Nous soutenons l’examen par le Conseil de l’Europe de la compatibilité du statut d’observateur des États-Unis et du Japon avec leur application de la peine capitale.

Nous appelons le Conseil de l’Europe et l’Union européenne à insister auprès de la Turquie, de la Russie et de l’Arménie, pour qu’ils abolissent définitivement la peine de mort pour TOUS les crimes et qu’ils commuent l’ensemble des condamnations à mort.

Nous appelons l’Union européenne à poursuivre ses efforts en faveur de l’abolition de la peine de mort dans le cadre de ses relations internationales.

Au-delà de ces recommandations générales, nous diffuserons des recommandations précises, pays par pays, qui appuieront l’action des abolitionnistes.

Nous nous engageons à créer une coordination mondiale d’associations et de militants abolitionnistes, ayant pour premier objectif d’instaurer une journée mondiale pour l’abolition universelle de la peine de mort.

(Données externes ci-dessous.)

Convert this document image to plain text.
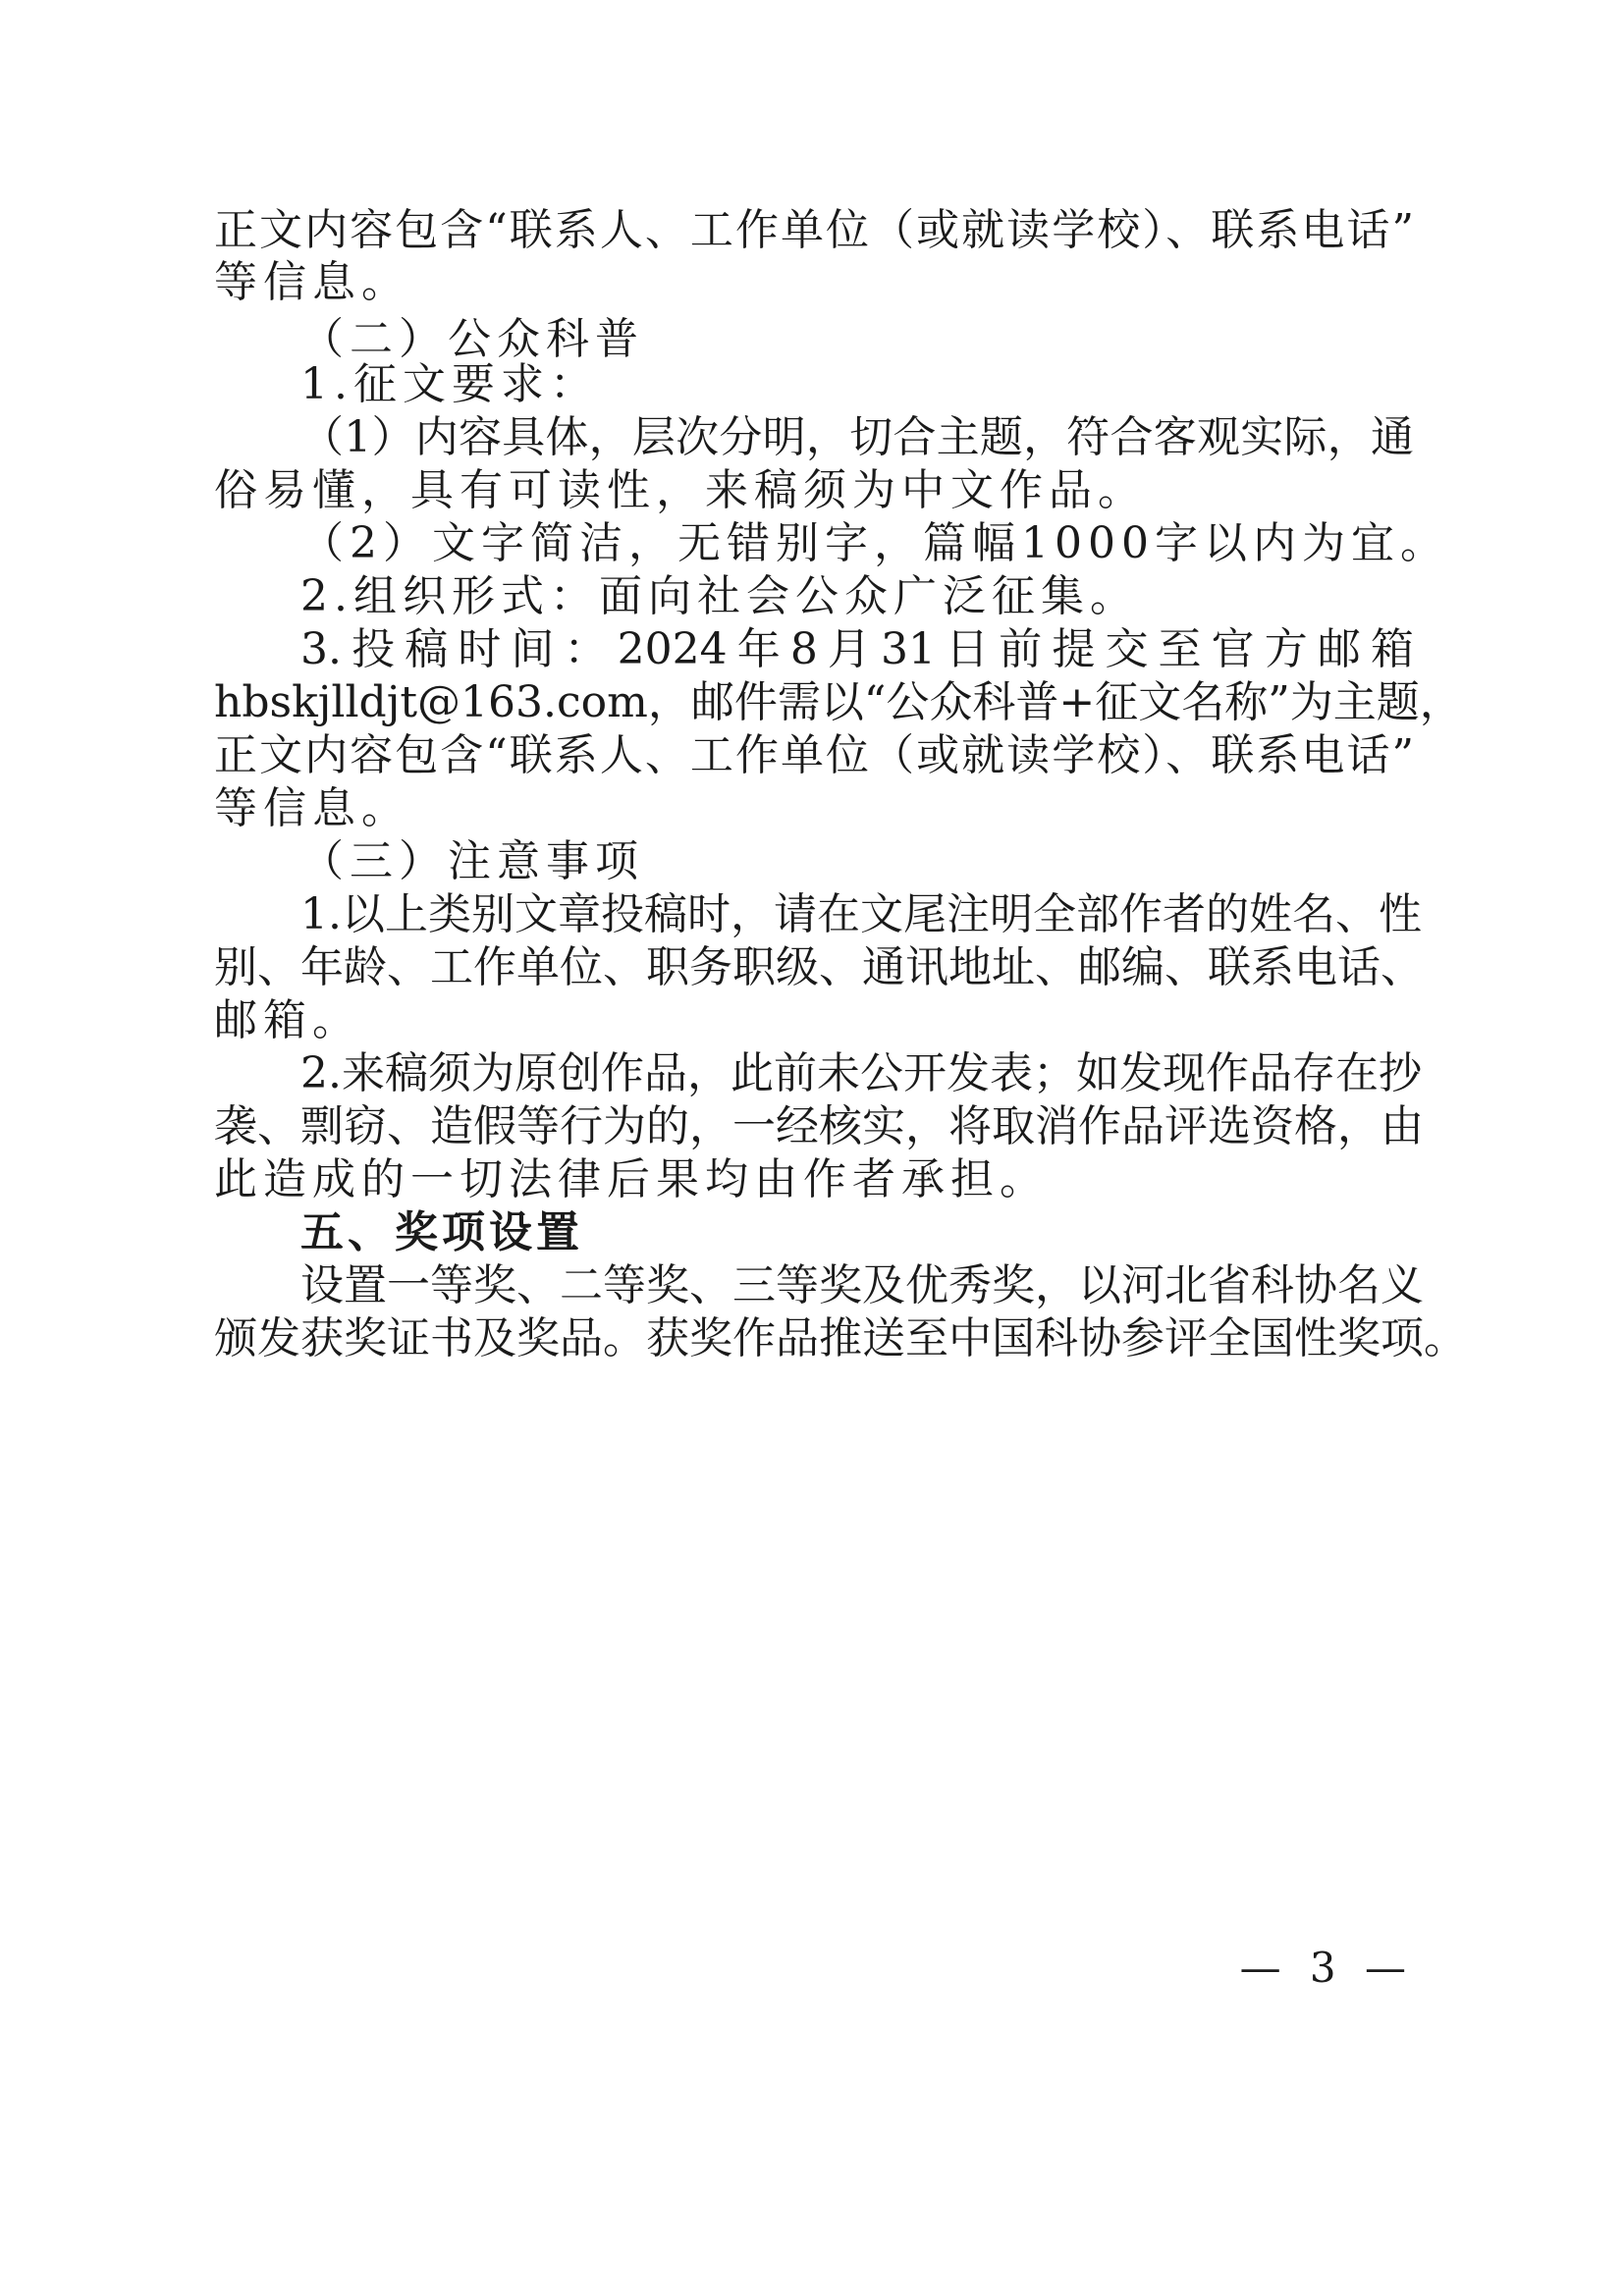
正文内容包含“联系人、工作单位（或就读学校）、联系电话”
等信息。
（二）公众科普
1.征文要求：
（1）内容具体，层次分明，切合主题，符合客观实际，通
俗易懂，具有可读性，来稿须为中文作品。
（2）文字简洁，无错别字，篇幅1000字以内为宜。
2.组织形式：面向社会公众广泛征集。
3.投稿时间：2024年8月31日前提交至官方邮箱
hbskjlldjt@163.com，邮件需以“公众科普+征文名称”为主题，
正文内容包含“联系人、工作单位（或就读学校）、联系电话”
等信息。
（三）注意事项
1.以上类别文章投稿时，请在文尾注明全部作者的姓名、性
别、年龄、工作单位、职务职级、通讯地址、邮编、联系电话、
邮箱。
2.来稿须为原创作品，此前未公开发表；如发现作品存在抄
袭、剽窃、造假等行为的，一经核实，将取消作品评选资格，由
此造成的一切法律后果均由作者承担。
五、奖项设置
设置一等奖、二等奖、三等奖及优秀奖，以河北省科协名义
颁发获奖证书及奖品。获奖作品推送至中国科协参评全国性奖项。
— 3 —
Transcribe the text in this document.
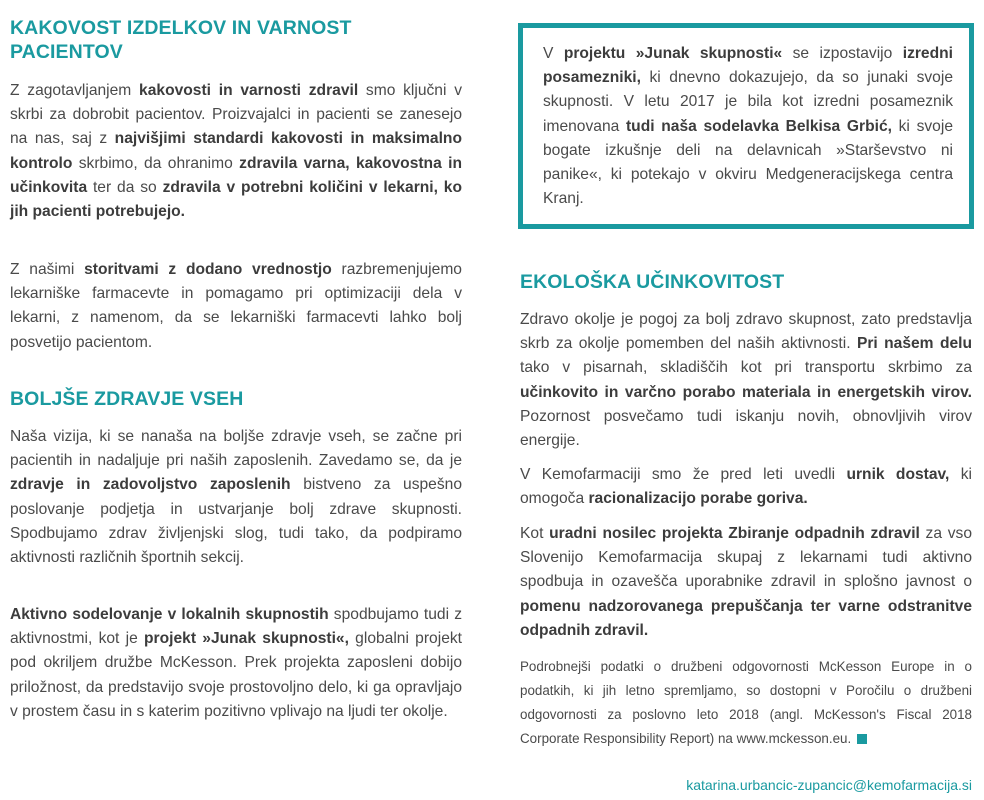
KAKOVOST IZDELKOV IN VARNOST PACIENTOV

Z zagotavljanjem kakovosti in varnosti zdravil smo ključni v skrbi za dobrobit pacientov. Proizvajalci in pacienti se zanesejo na nas, saj z najvišjimi standardi kakovosti in maksimalno kontrolo skrbimo, da ohranimo zdravila varna, kakovostna in učinkovita ter da so zdravila v potrebni količini v lekarni, ko jih pacienti potrebujejo.

Z našimi storitvami z dodano vrednostjo razbremenjujemo lekarniške farmacevte in pomagamo pri optimizaciji dela v lekarni, z namenom, da se lekarniški farmacevti lahko bolj posvetijo pacientom.

BOLJŠE ZDRAVJE VSEH

Naša vizija, ki se nanaša na boljše zdravje vseh, se začne pri pacientih in nadaljuje pri naših zaposlenih. Zavedamo se, da je zdravje in zadovoljstvo zaposlenih bistveno za uspešno poslovanje podjetja in ustvarjanje bolj zdrave skupnosti. Spodbujamo zdrav življenjski slog, tudi tako, da podpiramo aktivnosti različnih športnih sekcij.

Aktivno sodelovanje v lokalnih skupnostih spodbujamo tudi z aktivnostmi, kot je projekt »Junak skupnosti«, globalni projekt pod okriljem družbe McKesson. Prek projekta zaposleni dobijo priložnost, da predstavijo svoje prostovoljno delo, ki ga opravljajo v prostem času in s katerim pozitivno vplivajo na ljudi ter okolje.

V projektu »Junak skupnosti« se izpostavijo izredni posamezniki, ki dnevno dokazujejo, da so junaki svoje skupnosti. V letu 2017 je bila kot izredni posameznik imenovana tudi naša sodelavka Belkisa Grbić, ki svoje bogate izkušnje deli na delavnicah »Starševstvo ni panike«, ki potekajo v okviru Medgeneracijskega centra Kranj.

EKOLOŠKA UČINKOVITOST

Zdravo okolje je pogoj za bolj zdravo skupnost, zato predstavlja skrb za okolje pomemben del naših aktivnosti. Pri našem delu tako v pisarnah, skladiščih kot pri transportu skrbimo za učinkovito in varčno porabo materiala in energetskih virov. Pozornost posvečamo tudi iskanju novih, obnovljivih virov energije.

V Kemofarmaciji smo že pred leti uvedli urnik dostav, ki omogoča racionalizacijo porabe goriva.

Kot uradni nosilec projekta Zbiranje odpadnih zdravil za vso Slovenijo Kemofarmacija skupaj z lekarnami tudi aktivno spodbuja in ozavešča uporabnike zdravil in splošno javnost o pomenu nadzorovanega prepuščanja ter varne odstranitve odpadnih zdravil.

Podrobnejši podatki o družbeni odgovornosti McKesson Europe in o podatkih, ki jih letno spremljamo, so dostopni v Poročilu o družbeni odgovornosti za poslovno leto 2018 (angl. McKesson's Fiscal 2018 Corporate Responsibility Report) na www.mckesson.eu.

katarina.urbancic-zupancic@kemofarmacija.si
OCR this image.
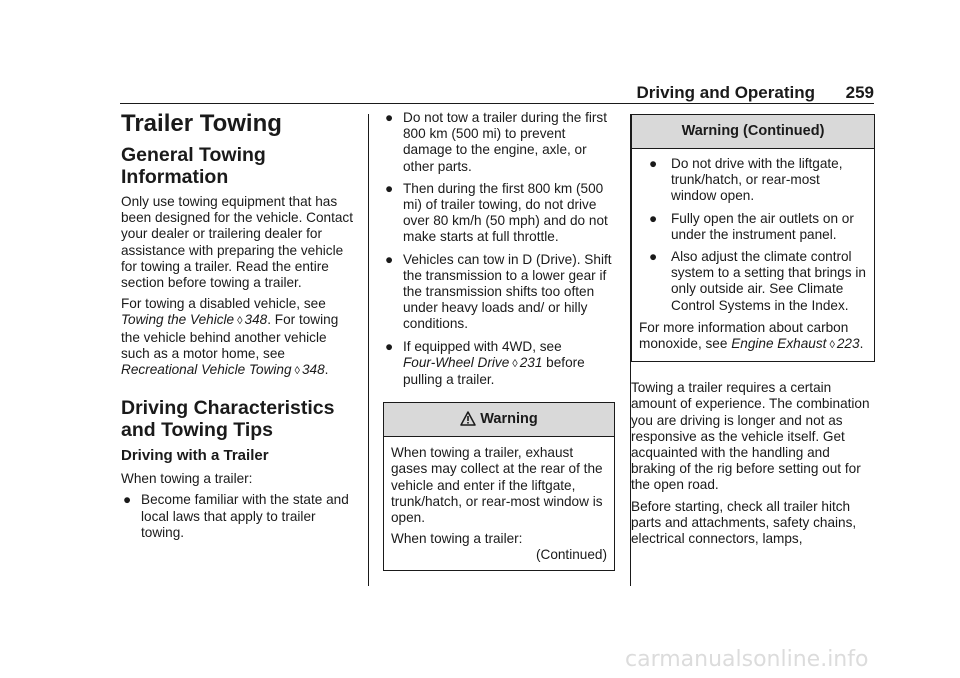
Driving and Operating 259
Trailer Towing
General Towing
Information

Only use towing equipment that has been designed for the vehicle. Contact your dealer or trailering dealer for assistance with preparing the vehicle for towing a trailer. Read the entire section before towing a trailer.

For towing a disabled vehicle, see
Towing the Vehicle ◊ 348. For towing the vehicle behind another vehicle such as a motor home, see
Recreational Vehicle Towing ◊ 348.

Driving Characteristics
and Towing Tips
Driving with a Trailer

When towing a trailer:

● Become familiar with the state and local laws that apply to trailer towing.
● Do not tow a trailer during the first 800 km (500 mi) to prevent damage to the engine, axle, or other parts.
● Then during the first 800 km (500 mi) of trailer towing, do not drive over 80 km/h (50 mph) and do not make starts at full throttle.
● Vehicles can tow in D (Drive). Shift the transmission to a lower gear if the transmission shifts too often under heavy loads and/ or hilly conditions.
● If equipped with 4WD, see
Four-Wheel Drive ◊ 231 before pulling a trailer.
Warning

When towing a trailer, exhaust gases may collect at the rear of the vehicle and enter if the liftgate, trunk/hatch, or rear-most window is open.

When towing a trailer:

(Continued)
Warning (Continued)
● Do not drive with the liftgate, trunk/hatch, or rear-most window open.
● Fully open the air outlets on or under the instrument panel.
● Also adjust the climate control system to a setting that brings in only outside air. See Climate Control Systems in the Index.

For more information about carbon monoxide, see Engine Exhaust ◊ 223.

Towing a trailer requires a certain amount of experience. The combination you are driving is longer and not as responsive as the vehicle itself. Get acquainted with the handling and braking of the rig before setting out for the open road.

Before starting, check all trailer hitch parts and attachments, safety chains, electrical connectors, lamps,

carmanualsonline.info
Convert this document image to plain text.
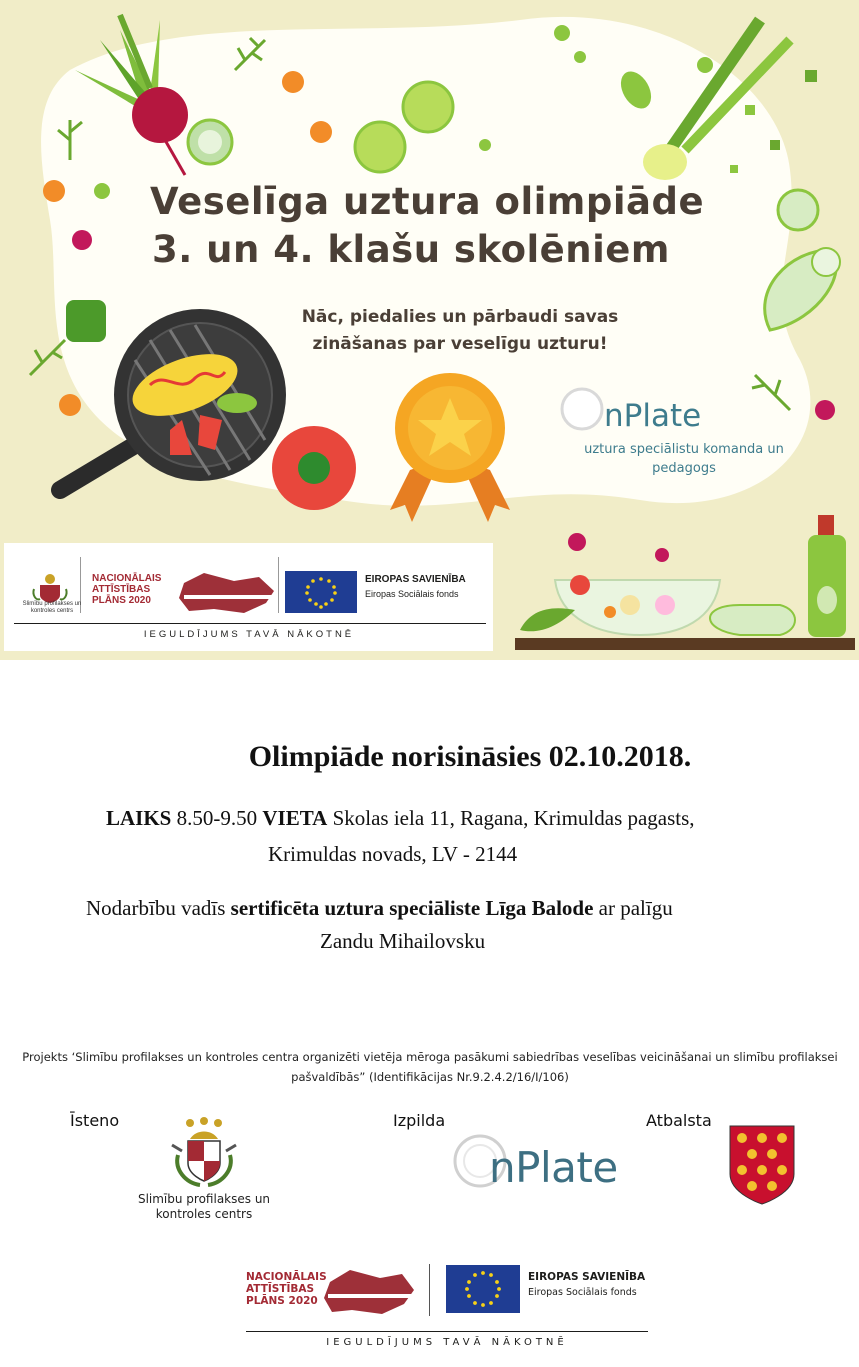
Veselīga uztura olimpiāde
3. un 4. klašu skolēniem
Nāc, piedalies un pārbaudi savas zināšanas par veselīgu uzturu!
nPlate
uztura speciālistu komanda un pedagogs
Slimību profilakses un kontroles centrs
NACIONĀLAIS ATTĪSTĪBAS PLĀNS 2020
EIROPAS SAVIENĪBA
Eiropas Sociālais fonds
IEGULDĪJUMS TAVĀ NĀKOTNĒ
Olimpiāde norisināsies 02.10.2018.
LAIKS 8.50-9.50 VIETA Skolas iela 11, Ragana, Krimuldas pagasts,
Krimuldas novads, LV - 2144
Nodarbību vadīs sertificēta uztura speciāliste Līga Balode ar palīgu
Zandu Mihailovsku
Projekts ‘Slimību profilakses un kontroles centra organizēti vietēja mēroga pasākumi sabiedrības veselības veicināšanai un slimību profilaksei pašvaldībās” (Identifikācijas Nr.9.2.4.2/16/I/106)
Īsteno	Izpilda	Atbalsta
Slimību profilakses un kontroles centrs
nPlate
NACIONĀLAIS ATTĪSTĪBAS PLĀNS 2020
EIROPAS SAVIENĪBA
Eiropas Sociālais fonds
IEGULDĪJUMS TAVĀ NĀKOTNĒ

Nous appelons les professions judiciaires et médicales à confirmer l’incompatibilité de leurs valeurs avec la peine de mort et à intensifier pays par pays leurs actions contre la peine de mort.

Nous nous associons à l’ensemble des pétitions collectées par Amnesty International, la Communauté Sant’ Egidio, Ensemble contre la peine de mort, la Fédération internationale des ligues des droits de l’Homme, Hands off Cain et toute autre organisation et appelons tous les abolitionnistes à signer la pétition internationale suivante :

« Nous, citoyens du monde, demandons l’arrêt immédiat de toute exécution de condamnés à mort et l’abolition universelle de la peine de mort ».

Enfin, nous appelons tous les Etats à prendre toutes les initiatives contribuant à l’adoption par les Nations Unies d’un moratoire mondial des exécutions, dans la perspective de l’abolition universelle.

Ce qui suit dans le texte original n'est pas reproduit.